Dpreview hat vorgestern (endlich) einen Test der Sony RX10 veröffentlicht. Die Jungs aus Seattle gelten ja durchaus als kritisch, wie sie erst unlängst bei ihrem Test der A7 wieder einmal gezeigt haben. Da hat es mich jetzt besonders gefreut, dass dpreview der RX10 einen „Gold Award“ vergeben hat.

Normalerweise ist es mir recht schnuppe, was andere Tester zu einer Kamera meinen. OK, nicht ganz, ich lese natürlich auch Testberichte, die ich nicht selber verfasst habe :-). Aber dass dpreview jetzt im ausführlichen Testbericht die RX10 würdigt, ist mir jetzt doch der Erwähnung wert. Und zwar deshalb, weil dpreview aus meiner Sicht das Konzept der Kamera verstanden hat. Für dpreview ist die RX10 – anders als für viele andere Tester – eben keine simple Bridge- oder Superzoom-Kamera. Sondern vielmehr eine Art Komplettsystem mit einem lichtstarken Zoomobjektiv.

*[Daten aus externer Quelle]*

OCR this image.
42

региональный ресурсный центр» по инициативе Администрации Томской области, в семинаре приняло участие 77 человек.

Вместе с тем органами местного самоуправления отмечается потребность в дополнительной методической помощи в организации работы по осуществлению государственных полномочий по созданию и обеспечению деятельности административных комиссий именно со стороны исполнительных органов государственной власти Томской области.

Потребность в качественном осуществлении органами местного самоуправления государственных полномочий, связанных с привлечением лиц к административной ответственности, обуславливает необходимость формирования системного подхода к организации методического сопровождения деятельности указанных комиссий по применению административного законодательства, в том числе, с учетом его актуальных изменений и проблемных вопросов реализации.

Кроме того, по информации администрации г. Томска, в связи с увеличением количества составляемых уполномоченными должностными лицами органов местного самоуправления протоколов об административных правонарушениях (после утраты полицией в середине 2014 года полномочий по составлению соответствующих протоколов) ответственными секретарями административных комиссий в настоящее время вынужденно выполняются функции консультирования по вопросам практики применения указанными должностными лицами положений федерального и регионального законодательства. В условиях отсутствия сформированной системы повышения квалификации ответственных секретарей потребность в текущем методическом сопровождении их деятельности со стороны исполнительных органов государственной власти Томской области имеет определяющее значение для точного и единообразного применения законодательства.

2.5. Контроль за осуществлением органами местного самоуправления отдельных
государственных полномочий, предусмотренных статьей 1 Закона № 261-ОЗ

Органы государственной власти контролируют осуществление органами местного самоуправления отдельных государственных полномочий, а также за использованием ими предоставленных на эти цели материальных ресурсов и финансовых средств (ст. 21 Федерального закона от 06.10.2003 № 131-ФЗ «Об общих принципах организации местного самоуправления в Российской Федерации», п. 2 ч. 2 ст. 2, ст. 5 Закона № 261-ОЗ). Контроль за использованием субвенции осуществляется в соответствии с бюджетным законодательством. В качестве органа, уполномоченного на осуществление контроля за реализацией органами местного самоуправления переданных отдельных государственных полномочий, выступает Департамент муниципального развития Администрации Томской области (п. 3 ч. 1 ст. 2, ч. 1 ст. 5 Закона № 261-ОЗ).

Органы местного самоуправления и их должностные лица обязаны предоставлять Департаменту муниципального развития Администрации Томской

dpreview hebt insbesondere die sehr gute Bildqualität und das exzellente Zoomobjektiv hervor. Kritik üben die Tester (wieder einmal) an der ihrer Meinung zu forschen JPEG-Aufbereitung. Das war ja auch schon beim Test der A7 ein großer Kritikpunkt.

Für mich ist das nicht ganz nachvollziehbar: Natürlich lässt sich auch bei der RX10 einstellen, was der Bildprozessor so alles anstellen soll – und was nicht. Gut, dass dpreview keine Autos testen. Da kämen sie wohlmöglich auf die Idee, dass das Lenkrad schlecht erreichbar ist, weil der Fahrersitz ab Werk zu weit nach hinten geschoben ist. Kleiner Tipp von mir an die Redaktion (und an RX10-Besitzer): Der Kreativstil Neutral bereitet die Daten wesentlich zurückhaltender auf.